Des activistes de Greenpeace bloquent depuis vendredi les grues de déchargement du quai d'un cargo transportant du soja et ont déployé une banderole de 15 mètres sur laquelle on peut lire "Elevage industriel = déforestation".

Sur la coque du navire, ils ont peint le message "45 degrés, zéro engagement".

"Quand parlera-t-on enfin des causes et pas uniquement des conséquences de cette canicule ?", interroge Cécile Leuba, chargée de campagne Forêt chez Greenpeace France. "L’origine du dérèglement climatique s’explique aussi par ce qu’il se passe ici, à Sète, avec ce cargo chargé de soja, sans que notre gouvernement ne dise un mot".
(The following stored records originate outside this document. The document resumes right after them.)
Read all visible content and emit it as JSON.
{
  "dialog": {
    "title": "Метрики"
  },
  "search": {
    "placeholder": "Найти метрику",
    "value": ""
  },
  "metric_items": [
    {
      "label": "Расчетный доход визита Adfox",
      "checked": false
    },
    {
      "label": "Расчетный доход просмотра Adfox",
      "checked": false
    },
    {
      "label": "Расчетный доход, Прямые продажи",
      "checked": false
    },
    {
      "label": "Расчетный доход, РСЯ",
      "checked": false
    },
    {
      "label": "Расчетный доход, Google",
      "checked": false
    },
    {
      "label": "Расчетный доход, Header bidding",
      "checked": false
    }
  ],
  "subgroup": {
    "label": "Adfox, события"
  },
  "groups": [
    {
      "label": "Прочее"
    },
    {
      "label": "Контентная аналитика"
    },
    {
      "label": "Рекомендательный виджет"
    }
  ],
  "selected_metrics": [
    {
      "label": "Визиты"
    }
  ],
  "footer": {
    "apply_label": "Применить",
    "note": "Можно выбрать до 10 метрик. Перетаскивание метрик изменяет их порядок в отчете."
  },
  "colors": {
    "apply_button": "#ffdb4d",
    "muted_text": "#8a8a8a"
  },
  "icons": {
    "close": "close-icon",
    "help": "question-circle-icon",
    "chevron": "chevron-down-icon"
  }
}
"L’association Greenpeace a raison quand elle s’attaque à la déforestation qui frappe durement l’Amérique latine et toute la planète", a réagi l'ancien ministre communiste et président du port de Sète-Sud de France Jean-Claude Gayssot dans un communiqué adressé samedi après-midi à l'AFP.

"Choisir le port de Sète comme tribune, pourquoi pas ?", poursuit M. Gayssot, soulignant qu'il ne représente pourtant "que 0,5% de l’importation du soja en Europe !" "Bloquer par cette action toute activité commerciale pendant plusieurs jours et renvoyer ces activités vers d’autres ports au détriment des travailleurs de Sète n’est pas une solution acceptable", estime M. Gayssot, qui appelle les responsables de l'association à "reprendre langue avec nous afin de débloquer cette situation et afin de faire avancer à l’échelle de toutes les façades maritimes du Monde cette juste bataille pour la sauvegarde de la planète".

Derrière le soja, explique Mme Leuba, "se cachent de la déforestation et des émissions massives de gaz à effet de serre qui réchauffe notre planète !"

Le cargo bloqué contient 50.000 tonnes de soja, en provenance du port de Salvador au Brésil. 89% du soja exporté par ce port provient du Cerrado, une des zones les plus détruites par la déforestation au Brésil et ces cargaisons servent principalement à nourrir des animaux d’élevage industriel, souligne l'organisation.

"Au même moment au G20, Emmanuel Macron se revendique porte-étendard de l’ambition climatique, déclarant ne pas vouloir signer de communiqué final s’il ne mentionne pas l’accord de Paris", dénonce l'association de défense de l'environnement.

"L’accord de Paris, il ne suffit pas de le mentionner, il faut surtout l’appliquer", souligne Cécile Leuba. "Ce sera impossible pour la France sans mettre un terme à cette déforestation importée, comme on le voit dans ce cargo, et sans réduire sa production de viande, d’œufs et de produits laitiers et opérer la transition vers un élevage écologique".

La déforestation et l’élevage représentent 12 et 14,5% des émissions de GES mondiales.